New York
THE MACMILLAN COMPANY
LONDON: MACMILLAN & CO., Ltd.
1905
All rights reserved
Copyright, 1905,
By THE MACMILLAN COMPANY.
Set up and electrotyped. Published April, 1905.
Norwood Press
J. S. Cushing & Co.—Berwick & Smith Co.
Norwood, Mass., U.S.A.
TO
NORMAN HAPGOOD
CRITIC AND FRIEND
AUTHOR’S NOTE
The invocation of Ingimund to Odin, [on page 38], is adapted from Fragments of a Spell Song, preserved as an insertion in the Great Play of the Wolsungs, and to be found, both original and translation, in the Corpus Poeticum Boreale of Vigfusson and Powell, Oxford, 1883.

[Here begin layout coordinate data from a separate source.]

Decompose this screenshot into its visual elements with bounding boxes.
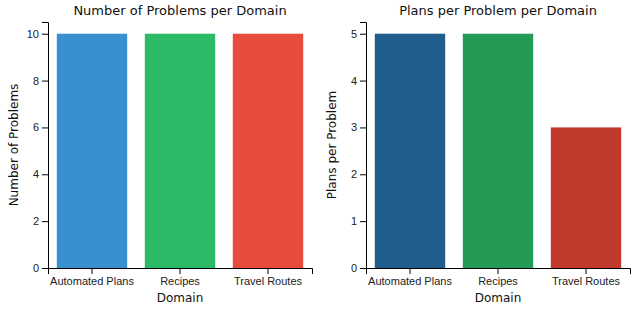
bar (233, 34, 303, 268)
x-tick: Travel Routes (552, 268, 621, 287)
x-tick: Recipes (160, 268, 200, 287)
x-tick-label: Automated Plans (50, 275, 134, 287)
y-tick: 1 (351, 215, 366, 227)
x-axis-title: Domain (157, 291, 204, 305)
y-tick: 0 (33, 262, 48, 274)
x-axis: Automated Plans Recipes Travel Routes (49, 268, 313, 287)
y-tick-mark (42, 127, 48, 128)
y-tick: 10 (27, 28, 48, 40)
y-tick-label: 10 (27, 28, 39, 40)
x-tick: Automated Plans (368, 268, 452, 287)
x-tick-label: Recipes (478, 275, 518, 287)
x-axis: Automated Plans Recipes Travel Routes (367, 268, 631, 287)
x-tick: Automated Plans (50, 268, 134, 287)
x-tick: Recipes (478, 268, 518, 287)
y-tick-mark (42, 174, 48, 175)
y-axis-title: Plans per Problem (325, 91, 339, 199)
y-axis-line (42, 23, 49, 269)
y-tick-mark (360, 127, 366, 128)
y-axis: 0 2 4 6 8 10 (27, 23, 49, 275)
y-tick-label: 0 (33, 262, 39, 274)
x-tick-mark (410, 268, 411, 274)
x-tick: Travel Routes (234, 268, 303, 287)
x-tick-mark (92, 268, 93, 274)
bar (551, 127, 621, 268)
y-tick-label: 1 (351, 215, 357, 227)
y-tick-label: 4 (351, 75, 357, 87)
y-tick-label: 6 (33, 121, 39, 133)
y-tick-label: 8 (33, 75, 39, 87)
y-tick-mark (360, 221, 366, 222)
y-axis-line (360, 23, 367, 269)
y-tick-label: 2 (33, 215, 39, 227)
figure: 0246810Automated PlansRecipesTravel Rout… (0, 0, 640, 310)
bars (57, 34, 303, 268)
y-tick: 0 (351, 262, 366, 274)
bars (375, 34, 621, 268)
y-tick-mark (360, 268, 366, 269)
y-tick-label: 4 (33, 168, 39, 180)
chart-title: Plans per Problem per Domain (399, 3, 597, 18)
x-tick-label: Recipes (160, 275, 200, 287)
y-tick-mark (42, 221, 48, 222)
y-axis: 0 1 2 3 4 5 (351, 23, 367, 275)
chart: 0 2 4 6 8 10 Automated Plans Recipes Travel Rout… (7, 3, 313, 305)
y-tick-mark (42, 34, 48, 35)
chart-title: Number of Problems per Domain (73, 3, 286, 18)
y-tick-mark (360, 174, 366, 175)
y-tick: 3 (351, 121, 366, 133)
y-tick-mark (360, 81, 366, 82)
x-axis-line (49, 269, 313, 275)
x-axis-line (367, 269, 631, 275)
y-tick: 6 (33, 121, 48, 133)
y-tick-label: 0 (351, 262, 357, 274)
x-tick-mark (498, 268, 499, 274)
x-tick-mark (268, 268, 269, 274)
bar (463, 34, 533, 268)
y-tick-mark (42, 268, 48, 269)
chart: 0 1 2 3 4 5 Automated Plans Recipes Travel Route… (325, 3, 631, 305)
bar (145, 34, 215, 268)
y-tick-label: 5 (351, 28, 357, 40)
y-tick-label: 3 (351, 121, 357, 133)
y-tick: 5 (351, 28, 366, 40)
y-tick: 4 (351, 75, 366, 87)
y-tick: 2 (33, 215, 48, 227)
x-tick-mark (586, 268, 587, 274)
bar (375, 34, 445, 268)
y-tick-mark (360, 34, 366, 35)
y-tick: 2 (351, 168, 366, 180)
x-tick-label: Travel Routes (552, 275, 621, 287)
x-tick-label: Travel Routes (234, 275, 303, 287)
y-tick-mark (42, 81, 48, 82)
y-tick-label: 2 (351, 168, 357, 180)
y-tick: 4 (33, 168, 48, 180)
x-tick-label: Automated Plans (368, 275, 452, 287)
y-tick: 8 (33, 75, 48, 87)
bar (57, 34, 127, 268)
x-axis-title: Domain (475, 291, 522, 305)
y-axis-title: Number of Problems (7, 84, 21, 207)
x-tick-mark (180, 268, 181, 274)
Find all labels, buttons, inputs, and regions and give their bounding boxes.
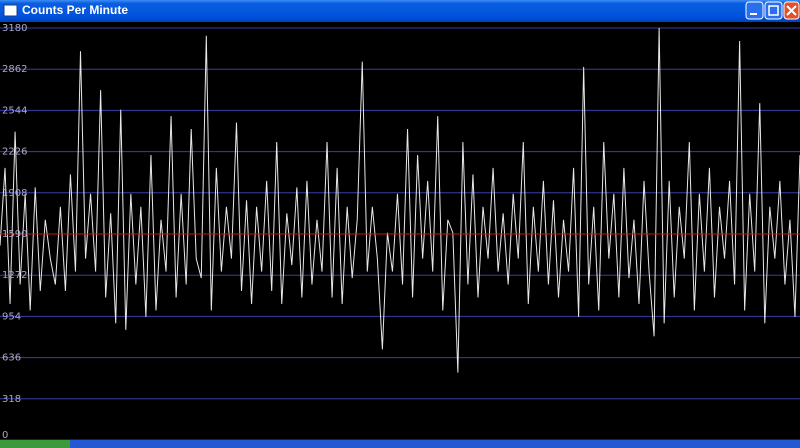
- start-button[interactable]: [0, 440, 70, 448]
- y-tick-label: 1272: [2, 270, 27, 281]
- taskbar: [0, 440, 800, 448]
- y-tick-label: 1908: [2, 188, 27, 199]
- y-tick-label: 318: [2, 394, 21, 405]
- y-tick-label: 2862: [2, 64, 27, 75]
- title-bar: [0, 0, 800, 22]
- close-button[interactable]: [783, 1, 800, 20]
- minimize-button[interactable]: [745, 1, 764, 20]
- maximize-button[interactable]: [764, 1, 783, 20]
- window-icon: [3, 4, 18, 17]
- y-tick-label: 0: [2, 430, 8, 441]
- y-tick-label: 2226: [2, 147, 27, 158]
- window-title: Counts Per Minute: [22, 3, 128, 17]
- y-tick-label: 954: [2, 311, 21, 322]
- y-tick-label: 3180: [2, 23, 27, 34]
- data-line: [0, 27, 800, 373]
- y-tick-label: 636: [2, 353, 21, 364]
- y-tick-label: 2544: [2, 105, 27, 116]
- y-tick-label: 1590: [2, 229, 27, 240]
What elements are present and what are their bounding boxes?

For dramatic reasons, various liberties have been taken by the writer with those elements of this play which are drawn from Scandinavian mythology. For example, according to mythology, the Fenris-wolf is the offspring, not of Odin, but of Loki; the wolf and Baldur are not brothers; no mention is made of the wolf’s Pack. Moreover, in the Old Icelandic utterances of the Pack—for purposes of sound merely—a preterite form has twice been used for a present tense, as in Ulfr sofnathi, “the wolf sleepeth.”